Somehow it’s time for another awards eligibility post already! 2024 has been another year of health-related setbacks and challenges for me, so time has really flown by. Even so, I’ve been quite fortunate to have a number of stories, poems, and translations published this year. (This will be a living post, so I’ll update it if any of my pending pieces come out this calendar year!)
Fiction & Translations
- “The Meter’s Jammed, So I Left You Some Quarters” (ORIGINAL STORY – 2,429 words; March 2024)
Published in Scrawl Place, the protagonist of this surreal mystery is a meter maid in Cape May, New Jersey. To create this story, I blended historical research and personal anecdotes with the Cape May’s centuries-long tradition of ghost stories. (They say to write what you know, and Cape May is a town I know like the back of my hand — my family is inextricably tied to it.) BONUS: The cover photo that goes along with this story on Scrawl Place‘s website is one I took! - “SEVEN” by Gisela Lupiañez (ORIGINAL TRANSLATION – 1,387 words; May 2024)
Published in Dark Dead Things #3, “SEVEN” answers the question of, what if Snow White didn’t wake up when the prince kissed her, so the seven dwarves held him hostage? I first discovered Gisela’s work because someone in Pórtico, Spain’s SFWA equivalent, recommended her anthology Estamos llegando: Relatos para viajeros insomnes (2020). When I read “SEVEN”, I immediately wanted to translate it because I knew English-speaking fans of horror-fantasy crossovers and fairy tale retellings would enjoy it. - “An Interview with the Heroine of the Marianas” by David Mancera (ORIGINAL TRANSLATION – 4,479 words; June 2024)

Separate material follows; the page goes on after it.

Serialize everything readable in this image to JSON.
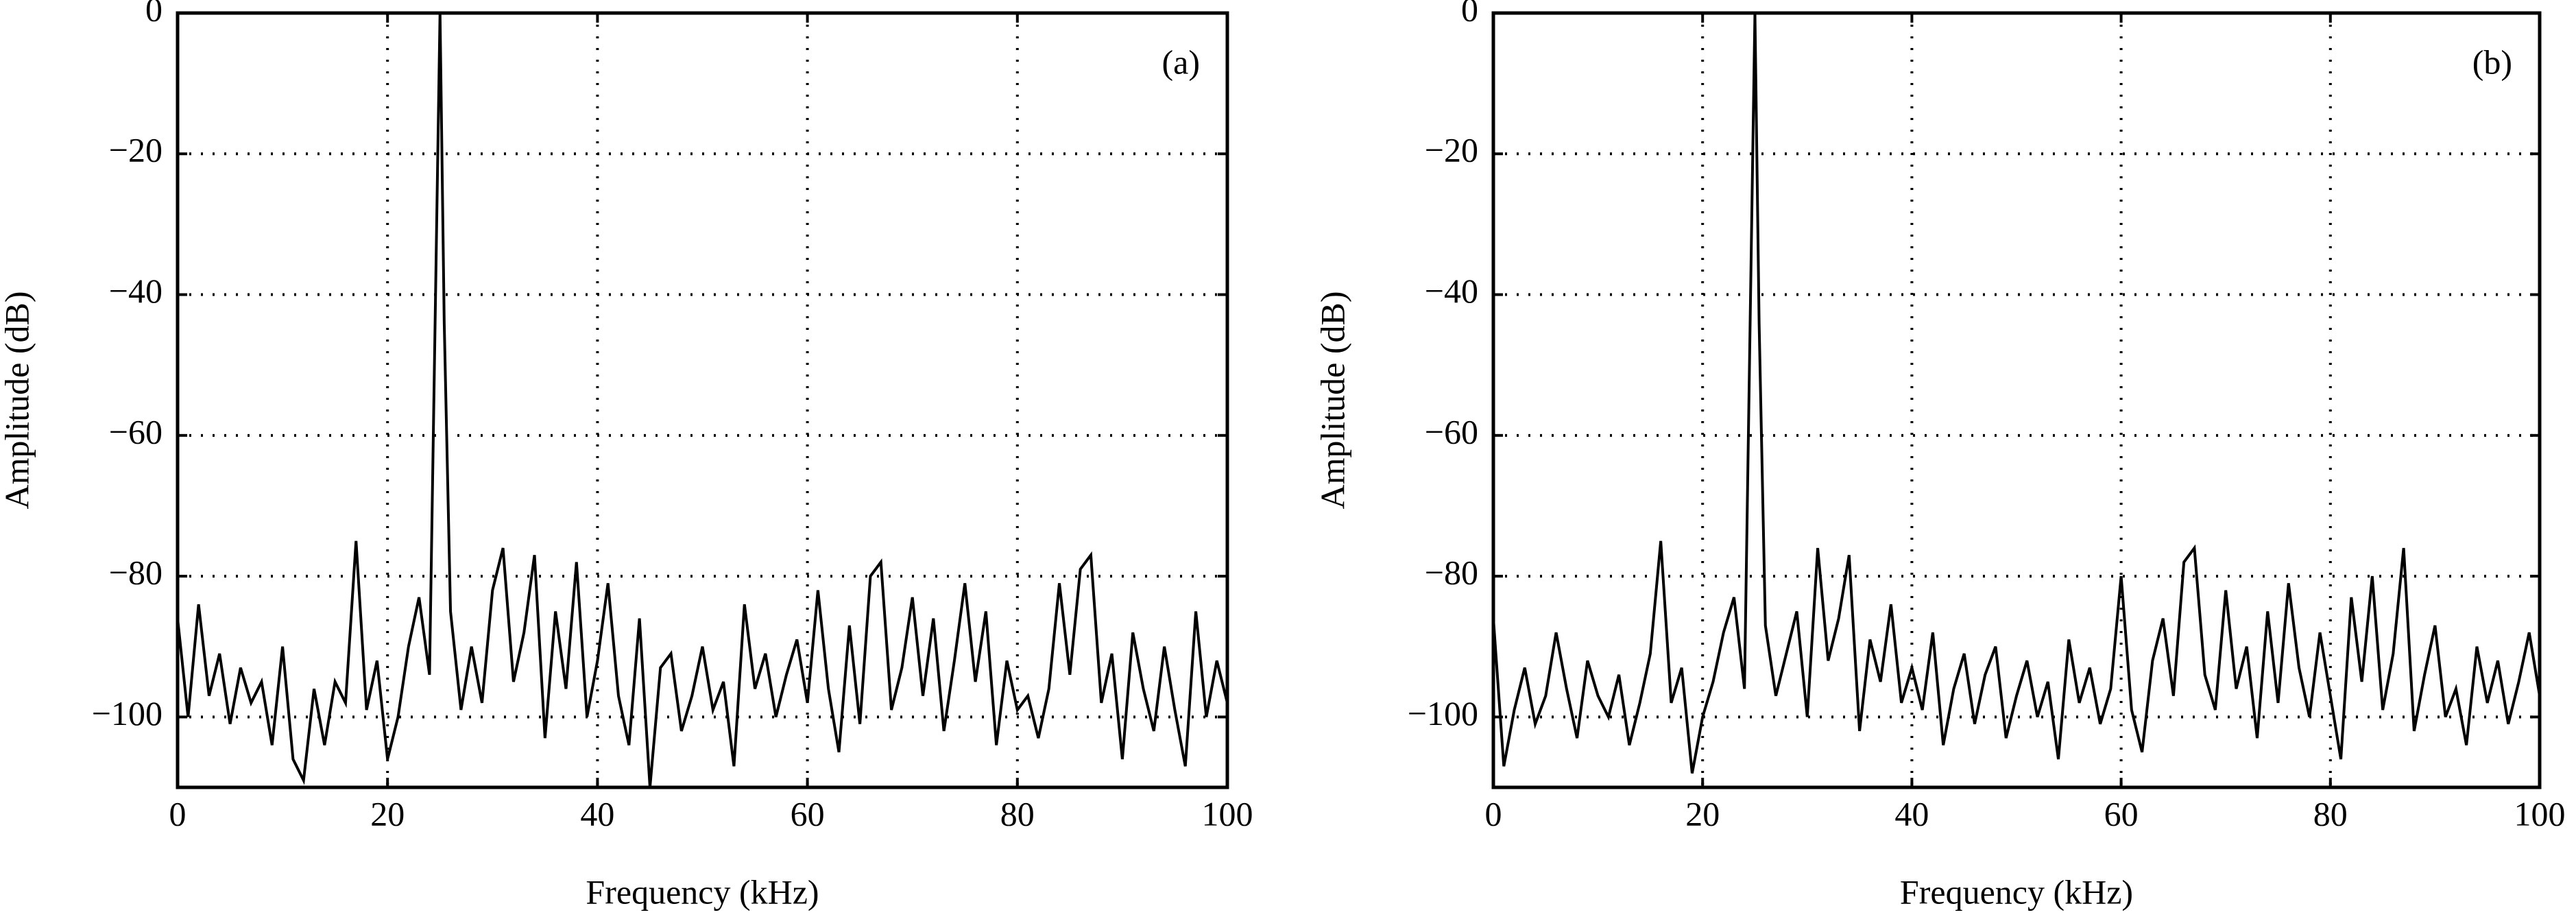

Published in Cosmorama, this story blends science fiction and fantasy. The narrative focuses on a reporter who visits a space station—which her her father designed—in order to interview the woman who discovered the Celestial Dragon hiding at the bottom of the Mariana Trench. In the story, David addresses themes of classism, tribalism, and free will. The original Spanish-language version of this story appeared in the anthology Misterios entre las olas (2022). This is my second published translation for David. - “The Train” by Isis Aquino (ORIGINAL TRANSLATION – 647 words; July 2024)
Published in the anthology Extrasensory Overload: An Anthology of Speculative Excess from Angry Gable Press, Isis’s story “The Train” is a surreal tale about folk tales and paranormal phenomena surrounding a train one wintry night. The original Spanish-language version of this story appeared in a collection of Isis’s speculative short fiction: Relatos de la Tierra y sus Colonias (2020). This is my second published translation for Isis. BONUS: I did a short interview about sensory overload & translating Isis’s story! You can read it here –> https://angrygablepress.com/2024/10/18/monica-louzon-translator/ - “The Word Thief” by Silvina Palmiero (ORIGINAL TRANSLATION – 1,936 words; December 2024)
Published in the anthology OTHER: the 2024 speculative fiction story anthology from Bannister Press, Silvina’s cozy fantasy story explores what happens to those words that go missing from the tip of your tongue. It’s a semi-surreal tale set in Buenos Aires, Argentina. The original Spanish-language version of this story appeared in Revista Mordedor #4 (2022), and I fell in love with it immediately.
Poetry
- “[used]” in Dreams and Nightmares #128, p. 14 (4 lines; 10 words – September 2024)
A surreal little erasure poem about a sign that finally has the chance to do something more. - “[about the data lake]” in Star*Line #47.3, p. 43 (4 lines; 16 words – Summer 2024)
An erasure poem about big data and overwork. - “Haiku #1 / [the county came by]” in Pen In Hand, p. 60 (3 lines; 11 words – January 2024)
A haiku inspired by graffiti under local highway bridges.